Payload is passengers, bags, and cargo only. Fuel is not payload — it is loaded separately and tracked through the aircraft's fuel system. This is the same convention Boeing and Airbus use in their Airport Planning documents. Great Circle Pro follows that standard: the Payload-Range diagram's Y-axis shows revenue payload only, never fuel.
Load factor is the percentage of maximum structural payload that is actually carried. At 85% load factor on a 737 MAX 8 (max payload 20,730 kg), the aircraft carries ~17,600 kg of passengers and bags. A lighter aircraft burns less fuel, which is why load factor affects range: lower load factor → less weight → less fuel burn → slightly more range. Great Circle Pro models this by interpolating along the published Payload-Range curve at the selected load factor point.
Maximum Zero Fuel Weight (MZFW) is the maximum allowable weight of the aircraft plus everything in it except fuel. It is a structural limit — exceeding it would overstress the wing root. On the Payload-Range diagram, MZFW defines the top of the payload axis (the green dashed horizontal line). Above this line is not physically possible regardless of fuel load.
The Fuel Tank Limit (the amber dashed vertical line on the Payload-Range chart) marks the range at which the aircraft's tanks are completely full. To the left of this line the aircraft is weight-limited — it could carry more fuel but is already at MZFW. To the right the tanks are full and the only way to fly further is to carry less payload, freeing up weight for that full tank of fuel. This is why the curve bends sharply downward at that point.

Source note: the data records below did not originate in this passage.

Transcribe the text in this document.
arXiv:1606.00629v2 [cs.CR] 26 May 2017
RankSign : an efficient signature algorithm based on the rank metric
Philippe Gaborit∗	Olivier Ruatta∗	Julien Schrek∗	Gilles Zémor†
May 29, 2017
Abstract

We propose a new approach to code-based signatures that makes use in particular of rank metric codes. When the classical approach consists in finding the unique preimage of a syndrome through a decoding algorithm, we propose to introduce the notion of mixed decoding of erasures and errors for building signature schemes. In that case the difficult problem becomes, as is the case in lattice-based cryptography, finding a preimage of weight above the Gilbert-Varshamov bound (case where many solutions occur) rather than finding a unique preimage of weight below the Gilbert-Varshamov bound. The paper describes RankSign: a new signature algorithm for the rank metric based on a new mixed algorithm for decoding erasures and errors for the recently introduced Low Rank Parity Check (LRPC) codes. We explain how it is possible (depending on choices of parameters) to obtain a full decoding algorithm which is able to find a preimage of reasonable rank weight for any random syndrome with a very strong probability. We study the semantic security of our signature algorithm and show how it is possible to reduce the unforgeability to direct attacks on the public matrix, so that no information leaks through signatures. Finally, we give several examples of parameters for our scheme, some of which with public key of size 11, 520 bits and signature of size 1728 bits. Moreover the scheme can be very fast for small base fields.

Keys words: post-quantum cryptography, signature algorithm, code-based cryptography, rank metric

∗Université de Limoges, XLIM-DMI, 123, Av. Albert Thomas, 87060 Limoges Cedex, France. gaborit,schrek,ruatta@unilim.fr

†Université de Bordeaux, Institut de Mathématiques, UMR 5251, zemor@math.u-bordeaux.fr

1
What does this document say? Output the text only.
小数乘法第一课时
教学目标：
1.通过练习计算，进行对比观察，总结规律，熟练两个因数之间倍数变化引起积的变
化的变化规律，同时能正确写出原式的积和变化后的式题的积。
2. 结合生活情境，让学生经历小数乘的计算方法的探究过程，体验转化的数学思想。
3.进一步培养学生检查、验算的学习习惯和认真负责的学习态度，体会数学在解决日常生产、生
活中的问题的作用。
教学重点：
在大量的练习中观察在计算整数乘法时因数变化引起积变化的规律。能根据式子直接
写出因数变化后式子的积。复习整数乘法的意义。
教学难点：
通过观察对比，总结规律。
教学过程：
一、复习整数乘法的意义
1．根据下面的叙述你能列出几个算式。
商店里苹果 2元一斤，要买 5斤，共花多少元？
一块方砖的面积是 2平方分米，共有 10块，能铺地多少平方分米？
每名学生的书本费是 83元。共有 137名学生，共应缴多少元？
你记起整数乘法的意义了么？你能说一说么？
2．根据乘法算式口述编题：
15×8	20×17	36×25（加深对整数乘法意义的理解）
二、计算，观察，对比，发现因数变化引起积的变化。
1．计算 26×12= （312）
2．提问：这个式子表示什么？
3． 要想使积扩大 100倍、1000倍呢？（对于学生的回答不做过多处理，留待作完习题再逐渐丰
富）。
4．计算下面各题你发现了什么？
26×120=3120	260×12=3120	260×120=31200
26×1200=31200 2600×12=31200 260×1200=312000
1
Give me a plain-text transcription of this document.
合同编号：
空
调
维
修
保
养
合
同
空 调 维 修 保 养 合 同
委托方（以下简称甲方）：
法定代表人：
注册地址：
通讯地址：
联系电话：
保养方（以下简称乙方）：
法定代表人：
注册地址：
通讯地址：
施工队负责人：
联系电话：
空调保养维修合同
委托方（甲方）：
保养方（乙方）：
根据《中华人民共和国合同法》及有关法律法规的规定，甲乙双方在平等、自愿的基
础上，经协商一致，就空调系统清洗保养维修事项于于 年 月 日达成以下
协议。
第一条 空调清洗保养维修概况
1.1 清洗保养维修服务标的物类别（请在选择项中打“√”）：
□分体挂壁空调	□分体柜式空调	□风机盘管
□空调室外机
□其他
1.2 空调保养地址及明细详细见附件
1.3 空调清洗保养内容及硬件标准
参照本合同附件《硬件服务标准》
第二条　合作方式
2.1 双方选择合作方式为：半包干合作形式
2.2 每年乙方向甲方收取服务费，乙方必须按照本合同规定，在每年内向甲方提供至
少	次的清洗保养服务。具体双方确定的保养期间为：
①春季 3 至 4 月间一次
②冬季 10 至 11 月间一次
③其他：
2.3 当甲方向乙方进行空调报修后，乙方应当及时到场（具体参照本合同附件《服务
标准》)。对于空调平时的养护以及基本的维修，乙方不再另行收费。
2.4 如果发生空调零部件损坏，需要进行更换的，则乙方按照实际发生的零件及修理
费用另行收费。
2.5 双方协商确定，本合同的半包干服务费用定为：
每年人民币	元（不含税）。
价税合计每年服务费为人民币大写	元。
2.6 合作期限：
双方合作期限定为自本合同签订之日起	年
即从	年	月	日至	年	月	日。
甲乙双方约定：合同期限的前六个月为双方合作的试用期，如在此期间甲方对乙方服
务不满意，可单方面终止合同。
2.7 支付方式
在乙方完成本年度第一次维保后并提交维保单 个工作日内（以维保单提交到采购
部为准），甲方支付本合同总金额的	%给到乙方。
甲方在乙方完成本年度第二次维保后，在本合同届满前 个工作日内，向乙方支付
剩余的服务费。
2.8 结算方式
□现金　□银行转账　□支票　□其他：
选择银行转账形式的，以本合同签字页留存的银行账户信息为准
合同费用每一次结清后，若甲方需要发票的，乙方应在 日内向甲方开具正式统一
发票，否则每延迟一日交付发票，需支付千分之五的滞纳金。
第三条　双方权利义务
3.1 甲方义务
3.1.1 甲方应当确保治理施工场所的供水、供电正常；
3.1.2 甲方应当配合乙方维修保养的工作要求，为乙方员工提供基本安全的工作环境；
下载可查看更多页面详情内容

Point B is the OEM published range — the range figure Boeing or Airbus quotes in their marketing materials and spec sheets. It is typically flown at approximately 85% load factor with full fuel tanks. This is why 85% is the default load factor in Great Circle Pro and the Boeing standard for range planning. Point C (ferry range) represents zero payload with maximum fuel — the absolute maximum theoretical range.
Payload-Range curves are modelled from published OEM Airport Planning documents (Boeing, Airbus) and cross-referenced with publicly available performance data. Passenger weight uses the Boeing standard of 102 kg / 225 lbs per person including bags. Fuel burn uses published cruise fuel flow scaled by load factor and block time. These are planning estimates — not certified performance data and not a substitute for actual dispatch calculations.
Extended-range Twin-engine Operational Performance Standards (ICAO Annex 6 / FAA AC 120-42B). ETOPS governs how far a twin-engine airliner may operate from an adequate diversion airport at any point along its route. The equivalent ICAO term is EDTO (Extended Diversion Time Operations). Historically applied only to twins, modern ETOPS standards also increasingly apply to multi-engine aircraft on remote oceanic routes.
All standard ratings: 60, 90, 120, 138, 180, 207, 240, 330, and 370 minutes. The ETOPS sensitivity panel lets you compare all ratings simultaneously to see exactly which rating a route requires and by how much margin.
EEP (ETOPS Entry Point) — the first point along the route that lies beyond the OEI diversion range of any adequate alternate airport. This is where the aircraft officially enters the ETOPS segment of the flight. EXP (ETOPS Exit Point) — the point where the route re-enters coverage of at least one adequate alternate. The gap between EEP and EXP is the critical ETOPS exposure window.
One Engine Inoperative — the performance condition used to calculate the ETOPS diversion radius. At OEI, the aircraft flies at reduced thrust and typically a lower airspeed (330–390 kt depending on type), reducing its effective range per unit time compared to normal cruise. OEI speed is applied in the diversion time calculation: t = distance / V_OEI.